Nor does she understand WHY this particular friend was depressed in the first place. After all, her husband was alive and well (plus he did all the cooking and cleaning!), they still had their home, plenty of money, their kids were all grown and doing well. “What’s there to be depressed about?” she said on more than one occasions.
My mom’s skepticism aside, depression and suicidal thoughts and actions among the elderly are not unusual. Suicide rates for people over age 65 are reportedly higher than the national average. I hate to know that anyone I care about is depressed: it’s an insidious, life-grabbing disease, and it takes a toll on every member of the family. But I particularly hate knowing elderly people are depressed. Age brings so many problems, it seems hideously unfair to add depression into the mix.
My mother has a number of good reasons to be depressed. She’s lives alone in a house that’s too big for her in a neighborhood that’s grows dicier by the day. She has chronic pain which has disabled her from doing so many of the things she loved to do (like painting rooms, cleaning out the garage, going shopping, gardening.) Her close friends and family members have been disappearing from her life in rapid succession, and there are only a couple left; this particular lady was the last one with whom she ever had any real physical contact.

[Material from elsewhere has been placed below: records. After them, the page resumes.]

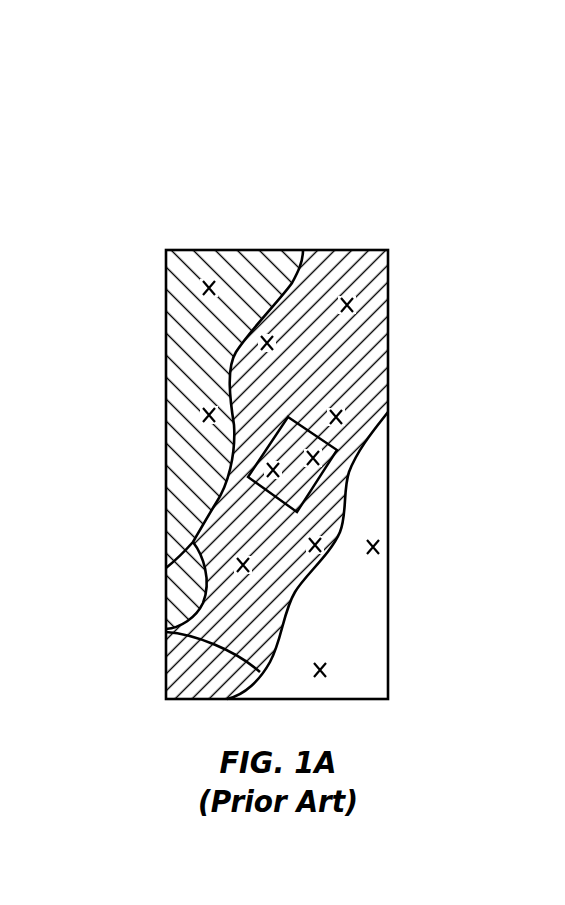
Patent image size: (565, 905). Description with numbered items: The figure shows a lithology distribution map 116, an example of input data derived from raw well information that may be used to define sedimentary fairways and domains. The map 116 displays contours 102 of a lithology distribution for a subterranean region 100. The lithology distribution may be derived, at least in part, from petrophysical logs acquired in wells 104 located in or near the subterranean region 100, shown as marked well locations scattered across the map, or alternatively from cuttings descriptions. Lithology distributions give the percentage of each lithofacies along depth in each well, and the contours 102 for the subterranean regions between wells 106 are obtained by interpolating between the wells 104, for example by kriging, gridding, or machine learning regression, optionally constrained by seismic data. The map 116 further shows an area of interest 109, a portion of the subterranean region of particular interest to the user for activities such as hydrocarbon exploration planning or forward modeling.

The subterranean region 100 is at (178, 360).
The contours 102 is at (173, 632).
The wells 104 is at (347, 418).
The subterranean regions between wells 106 is at (345, 609).
The area of interest (AOI) 109 is at (347, 495).
The lithology distribution map 116 is at (278, 248).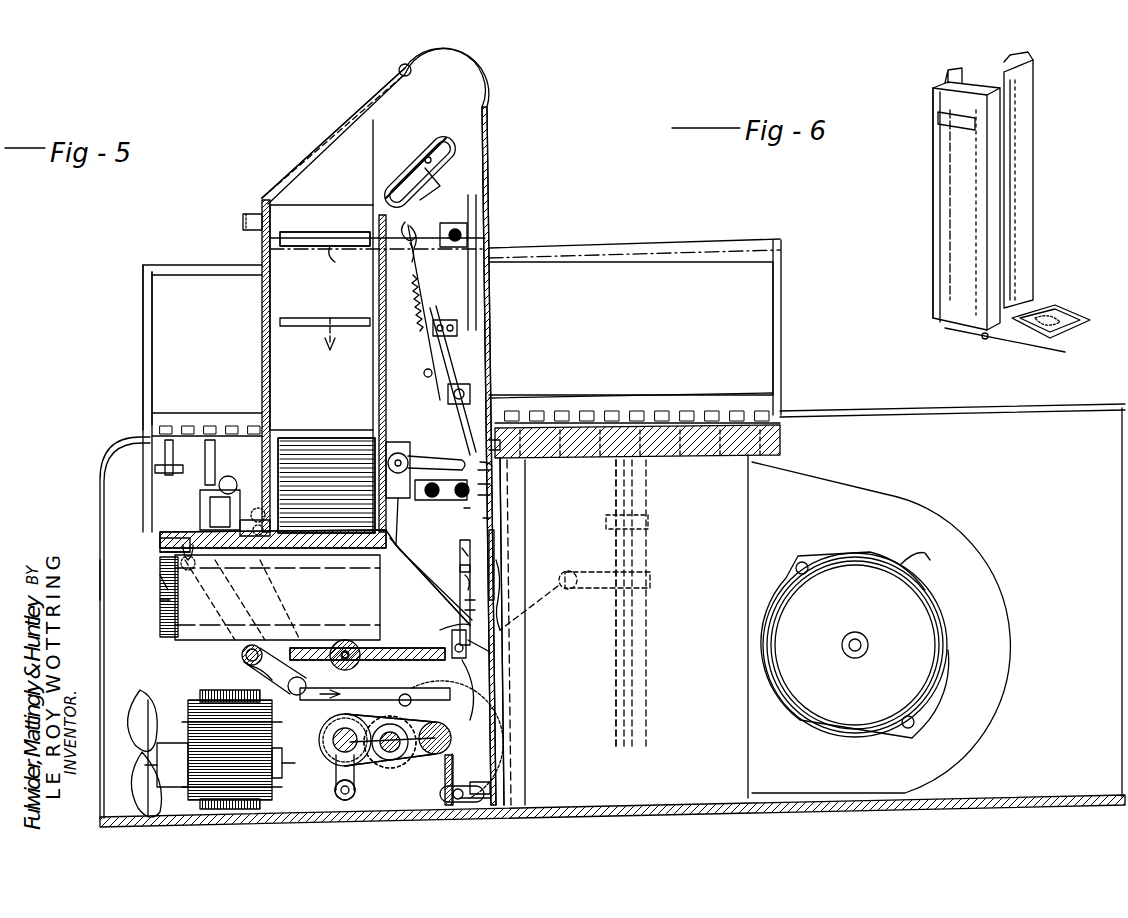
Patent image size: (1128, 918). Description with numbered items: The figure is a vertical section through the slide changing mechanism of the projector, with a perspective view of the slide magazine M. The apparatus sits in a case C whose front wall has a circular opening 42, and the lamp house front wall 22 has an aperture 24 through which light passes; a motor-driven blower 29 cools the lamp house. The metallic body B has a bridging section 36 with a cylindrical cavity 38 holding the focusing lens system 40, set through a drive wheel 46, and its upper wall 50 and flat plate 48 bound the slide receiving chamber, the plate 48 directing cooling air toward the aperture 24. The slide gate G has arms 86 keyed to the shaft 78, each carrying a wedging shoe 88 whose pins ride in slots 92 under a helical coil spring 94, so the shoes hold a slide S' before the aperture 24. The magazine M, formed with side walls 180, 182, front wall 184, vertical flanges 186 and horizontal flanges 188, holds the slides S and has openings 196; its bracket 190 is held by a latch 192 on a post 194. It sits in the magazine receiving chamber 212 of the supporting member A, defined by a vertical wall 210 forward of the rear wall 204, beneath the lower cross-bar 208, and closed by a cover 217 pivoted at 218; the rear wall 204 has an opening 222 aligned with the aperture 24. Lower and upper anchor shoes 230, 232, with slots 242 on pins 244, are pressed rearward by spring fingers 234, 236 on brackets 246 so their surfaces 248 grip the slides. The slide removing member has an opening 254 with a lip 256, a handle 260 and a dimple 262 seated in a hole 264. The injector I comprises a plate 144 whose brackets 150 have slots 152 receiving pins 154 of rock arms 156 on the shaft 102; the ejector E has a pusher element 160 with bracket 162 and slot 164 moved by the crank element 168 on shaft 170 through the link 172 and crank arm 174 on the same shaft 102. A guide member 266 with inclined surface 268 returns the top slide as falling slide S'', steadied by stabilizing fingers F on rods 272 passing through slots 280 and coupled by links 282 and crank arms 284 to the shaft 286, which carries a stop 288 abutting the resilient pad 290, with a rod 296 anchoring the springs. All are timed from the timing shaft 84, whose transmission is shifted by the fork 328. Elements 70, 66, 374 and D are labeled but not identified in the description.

By today’s standard depression assessments, she is a prime candidate.
Despite all that, she has a fighting spirit which she swears comes from her paternal grandmother, “Sudey” Bland, whose dash of Cherokee blood is my mother’s explanation for her own stubbornness, sixth sense, and unorthodox ideas about modern medicine. “If you leave well enough alone,” she maintains, “most things that go wrong with you will clear up on their own. And if they don’t and you die - well, we all have to go sometime.” She’s lived 88 mostly healthy years on that philosophy, so it’s hard to argue with her.

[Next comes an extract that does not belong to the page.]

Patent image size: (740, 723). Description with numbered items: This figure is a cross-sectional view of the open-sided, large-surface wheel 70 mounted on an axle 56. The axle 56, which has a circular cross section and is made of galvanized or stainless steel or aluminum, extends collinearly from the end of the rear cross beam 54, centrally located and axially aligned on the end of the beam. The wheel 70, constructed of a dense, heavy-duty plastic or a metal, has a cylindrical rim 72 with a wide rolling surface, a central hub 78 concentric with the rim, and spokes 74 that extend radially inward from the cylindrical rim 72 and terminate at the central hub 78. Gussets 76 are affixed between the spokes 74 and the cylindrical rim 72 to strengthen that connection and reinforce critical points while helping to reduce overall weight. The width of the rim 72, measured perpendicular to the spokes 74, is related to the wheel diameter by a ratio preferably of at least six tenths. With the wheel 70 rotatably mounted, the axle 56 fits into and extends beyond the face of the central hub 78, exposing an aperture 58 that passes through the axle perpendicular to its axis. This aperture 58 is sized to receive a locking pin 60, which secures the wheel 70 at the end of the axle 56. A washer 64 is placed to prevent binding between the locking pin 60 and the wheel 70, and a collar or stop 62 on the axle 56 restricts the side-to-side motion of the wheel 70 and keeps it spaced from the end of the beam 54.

Pragmatic as she is, I know she worries a great deal about what lies ahead for her.
Of course, I worry about it too. I wonder daily (hourly!) if I’m doing right by her. As fiercely independent as she is, as private and home loving a person, it’s important to me that I help her stay that way as long as humanly possibly, even though her living situation is dangerous in a lot of ways. She is sound of mind, if not body; I do not feel justified influencing her decisions about how to live the last years of her life. There are others I know who would see it differently, would see it as my duty to take charge and put her into a safer situation such as a group or assisted living facility.
But in my heart, I would as soon give her a cyanide pill. To leave her home, to live amongst strangers, to follow arbitrary timetables and schedules would be, for her, a fate worse than death. And though it may come to that of dire necessity, she is holding out as long as she can.
“You never quite become your mother’s mother, not as long as your mother is at all cognizant,” says author and journalist Jane Gross, one of the gurus I’ve been following. “Part of the trick of it all is learning to take over just enough without humiliating them.” That is a fine line all of us who are caregivers must walk.
Thankfully my mother has not succumbed to age-related depression, even though she admits to having days when she’d prefer to stay in bed all day with the covers pulled over her head. “But I know I have to keep going,” she says. “I’ve seen what happens when you just give up, and it’s not pretty."
So she gets up, makes some chicken soup or spaghetti sauce to send to her friend's husband, worried that he’s not eating properly while his wife is in the hospital. “I guess I’m pretty proud of myself,” she says to me sometimes. “I do okay most days, considering everything."
Every Wednesday, I’m thankful for another one of those days when she’s doing okay. I just hope there are a lot more of them.